SATUJABAR, BANDUNG–Kantor ‘Debt Collector’ di Kabupaten Bandung, Jawa Barat, digeruduk ratusan pengemudi ojek online (ojol) bersama-sama warga. Aksi penggerudukan yang menimbulkan keributan, dipicu tindakan menarik paksa sepeda motor milik pengemudi ojol oleh sekelompok debt collector.
Aksi penggerudukan ratusan pengemudi ojek online (ojol) bersama-sama warga ke Kantor ‘Debt Collector’ di Jalan Kopo Sayati, Kabupaten Bandung, terjadi Jum’at (17/07/2026) malam. Aksi penggerudukan dipicu tindakan menarik paksa sepeda motor milik pengemudi ojol oleh sekelompok debt collector, pada sore harinya.
Para pengemudi ojol meluapkan kemarahannya atas tindakan sewenang-wenang para debt collector, atau mata elang, menarik paksa sepeda motor milik rekannya. Bahkan, penarikan paksa salah sasaran, karena sepeda motor diklaim sudah lunas dan seluruh dokumen resmi telah dipegang.
Korban walnya diberhentikan dan diminta menyerahkan sepeda motor secara paksa. Padahal, posisi sepeda motor korban tersebut sudah lunas, BPKB ada, STNK ada.
Keberadaan sepeda motor tersebut, tidak diketahui keberadaannya setelah ditarik paksa. Para pengemudi ojol medesak agar sepeda motor dokembalikan ke tangan korban.
Aksi penggerudukan yang memicu keributan di lokasi kejadian, baru mereda setelah aparat kepolisian dari Polresta Bandung turun tangan. Polisi meminta massa yang berkumpul untuk membubarkan dan menyerahkan penangannya kepada pihak kepolisian.
Aksi penggerudukan diwarnai keributan dan bentrokan. Polisi mengamankan sejumlah orang dari kedua belah pihak.

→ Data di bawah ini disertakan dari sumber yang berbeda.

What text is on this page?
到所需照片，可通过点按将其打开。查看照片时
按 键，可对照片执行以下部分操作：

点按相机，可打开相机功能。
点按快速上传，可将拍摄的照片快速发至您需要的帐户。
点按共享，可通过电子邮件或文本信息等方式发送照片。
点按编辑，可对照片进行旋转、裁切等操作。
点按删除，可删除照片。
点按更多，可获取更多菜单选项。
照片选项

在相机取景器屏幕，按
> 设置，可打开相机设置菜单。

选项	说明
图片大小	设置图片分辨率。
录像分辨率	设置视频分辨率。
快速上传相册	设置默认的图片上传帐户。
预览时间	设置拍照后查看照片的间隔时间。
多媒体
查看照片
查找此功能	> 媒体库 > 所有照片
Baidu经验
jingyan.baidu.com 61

“Telah terjadi keributan antara kedua belah pihak, yakni pengemudi ojol dan pihak yang diduga debt collector di Jalan Kopo Sayati, Kecamatan Margahayu, Kabupaten Bandung. Kejadiannya pada hari Jum’at, tanggal 17 Juli 2026, sekitar pukul 20.00 WIB,” ujar Wakasatreskrim Polresta Bandung, AKP Asep Ahmad Nuron.
Asep mengatakan, pihaknya masih melakukan pemeriksaan terhadap orang-orang dari kedua pihak yang diamankan ke Mapolresta Bandung. Penyidik masih mendalami duduk perkara dan terjadinya bentrokan.
“Pada saat ini, kami telah mengamankan delapan orang dari kedua belah pihak, pengemudi ojol dan debt collector. Duduk perkara, termasuk motifnya masih didalami penyidik belum bisa kami simpulkan,” kata Asep.
Situasi di Jalan Kopo Sayati kondusif, setelah massa bubar. Sebelumnya, selain menimbulkan ketegangan dan menyita perhatian masyarakat, juga sempat menimbulkan kemacetan.
Kasus bentrokan pengemudi ojol dan debt collector sudah dalam penanganan Satreskrim Polresta Bandung. Polisi juga telah mengamankan debt collector yang diduga terlibat dalam tindakan penarikan paksa sepeda motor korban.